Conto: O silêncio do bosque

Conto 15 julho 2021  •  Tempo de Leitura: 5

Era uma vez um homem que se sentia muito cansado do seu trabalho, assoberbado com mil e uma preocupações e farto do ritmo frenético e do barulho medonho da cidade. Como se sentia esgotado física e emocionalmente, decidiu ir acampar uns dias para um bosque junto a um lago à procura de algum sossego. Ali conseguiria respirar ar puro, descansar e não ter a cabeça cheia de coisas. 

 

No entanto, o homem rapidamente se cansou de não fazer nada e, ao ver uma velhinha ao longe a passear, foi ter com ela e logo lhe perguntou se, apesar da tranquilidade e paz que ali existia, não ficava incomodada com tanto silêncio. Ela respondeu:

 

- Meu filho, a palavra é prata e o silêncio é ouro. É melhor sermos senhores do nosso silêncio do que escravos das nossas palavras. Quem fala menos, ouve melhor e, assim, aprende mais. Muitas vezes, são as desilusões da vida que nos ensinam a arte do silêncio. Olha, se as palavras não forem mais belas, nobres e dignas do que o silêncio, então é melhor ficar calado. Existe muita sabedoria escondida na ausência de palavras pois o silêncio também fala e de que maneira. 

 

Como a velhinha viu que o homem ficara a pensar nas suas palavras, disse-lhe que olhasse para a água do lago e perguntou-lhe o que via. Como estavam mesmo ao lado de um riacho que ali vinha desaguar, as águas estavam agitadas e o homem respondeu-lhe que não conseguia ver nada. De seguida, a velhinha convidou-o a irem para mais longe e aí o homem, todo satisfeito, disse que conseguia ver-se a si próprio espelhado na água pois ela ali estava mais serena. Então, a velhinha, disse-lhe:

 

- Essa é a beleza e a fecundidade do silêncio já que permite ver-nos a nós mesmos. Sabes, o silêncio fala-nos à consciência, diz-nos muitas verdades e só temos de estar muito atentos pois é um mestre cheio de sabedoria. Às vezes, o silêncio diz tudo o que precisamos de ouvir e que o ruído das palavras nos impede de escutar. Mais vale um silêncio certo do que uma palavra errada já que as palavras erradas costumam magoar por muito tempo, mas o silêncio certo pode ser a resposta a muitas perguntas. Enquanto os sábios falam pouco e dizem muito, os ignorantes falam muito e dizem pouco. 

 

Então, o homem disse-lhe que, na verdade, lhe custava muito estar em silêncio, mas, naquele momento, se fizesse um esforço, conseguia fechar os olhos e ouvir os pássaros a chilrear e as cigarras a cantar, a água do riacho a contornar as pedras para chegar ao lago, o zumbido das abelhas a pular de flor em flor e o vento a abanar os ramos e as folhas das árvores. Mas a velhinha respondeu-lhe:

 

- Filho, o silêncio é muito mais do que isso. É necessário não ter pressa e acolher e extasiar-se com a vida.
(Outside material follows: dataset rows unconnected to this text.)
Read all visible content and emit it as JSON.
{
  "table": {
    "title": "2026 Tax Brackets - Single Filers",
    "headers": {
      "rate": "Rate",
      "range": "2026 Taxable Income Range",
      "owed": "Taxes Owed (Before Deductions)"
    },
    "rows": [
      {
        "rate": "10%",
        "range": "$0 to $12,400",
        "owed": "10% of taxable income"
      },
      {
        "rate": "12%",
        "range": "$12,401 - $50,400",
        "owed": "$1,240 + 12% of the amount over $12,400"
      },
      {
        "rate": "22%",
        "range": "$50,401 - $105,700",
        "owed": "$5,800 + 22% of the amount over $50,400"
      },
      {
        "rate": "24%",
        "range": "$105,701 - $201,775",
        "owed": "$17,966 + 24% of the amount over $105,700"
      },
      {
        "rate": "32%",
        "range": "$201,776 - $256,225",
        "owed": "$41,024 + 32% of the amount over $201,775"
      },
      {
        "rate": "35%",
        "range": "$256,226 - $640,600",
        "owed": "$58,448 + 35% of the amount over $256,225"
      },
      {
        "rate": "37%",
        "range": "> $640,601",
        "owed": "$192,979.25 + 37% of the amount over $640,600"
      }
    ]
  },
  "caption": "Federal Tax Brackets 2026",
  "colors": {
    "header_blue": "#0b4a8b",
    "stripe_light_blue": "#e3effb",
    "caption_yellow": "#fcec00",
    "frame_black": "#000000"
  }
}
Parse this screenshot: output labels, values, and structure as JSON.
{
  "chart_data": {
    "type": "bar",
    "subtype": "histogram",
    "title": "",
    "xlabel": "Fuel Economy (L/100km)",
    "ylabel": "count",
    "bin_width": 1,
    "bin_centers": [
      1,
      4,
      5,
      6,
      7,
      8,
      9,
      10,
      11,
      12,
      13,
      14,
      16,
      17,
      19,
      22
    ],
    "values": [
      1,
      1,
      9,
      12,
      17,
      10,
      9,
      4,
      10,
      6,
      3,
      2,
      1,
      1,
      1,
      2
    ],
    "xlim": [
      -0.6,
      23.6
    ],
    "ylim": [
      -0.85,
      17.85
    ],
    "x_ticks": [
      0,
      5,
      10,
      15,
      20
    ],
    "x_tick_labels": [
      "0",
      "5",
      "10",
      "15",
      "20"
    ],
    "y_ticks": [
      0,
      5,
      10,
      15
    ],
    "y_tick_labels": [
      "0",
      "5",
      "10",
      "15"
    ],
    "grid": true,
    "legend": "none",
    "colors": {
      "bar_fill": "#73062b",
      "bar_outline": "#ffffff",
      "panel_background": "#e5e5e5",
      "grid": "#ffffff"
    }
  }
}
Mais do que algo físico, o silêncio é uma atitude e um estado de espírito, mesmo que haja ruídos. O silêncio não é algo que tu possuis. Tu é que és possuído por ele e é essa a sua grandeza e o que te faz ser sábio. As árvores, as flores e as plantas crescem em silêncio. De igual forma, as estrelas, o sol e a lua movem-se sem fazer barulho. Na verdade, tudo o que é importante acontece em silêncio. Não existe nada mais parecido com Deus do que o silêncio. Ele é a oração dos sábios e o santuário da consciência. É preciso fazer silêncio para ouvir a voz de Deus.

 

O homem respondeu:

 

- Realmente, Deus manifesta-se no silêncio. Uma árvore que cai na floresta faz mais barulho do que centenas de árvores que ali crescem silenciosamente. Hoje fala-se muito e faz-se muito barulho, mas o mais importante da vida reside naquilo que não se vê com os olhos nem se ouve com os ouvidos. O ser humano nunca precisou tanto do silêncio como nos nossos tempos. O silêncio não é sinónimo do vazio e do nada. O silêncio é bom, faz bem e torna-nos capazes de ser e amadurecer.

 

A velhinha sorriu e disse-lhe que ele já não precisava mais de si pois conseguira fazer a maior descoberta da sua vida. O silêncio era o argumento mais difícil de refutar, a melhor companhia para todos e o amigo que jamais desiludiria. Então, o homem despediu-se com lágrimas nos olhos e disse-lhe que já podia voltar à cidade.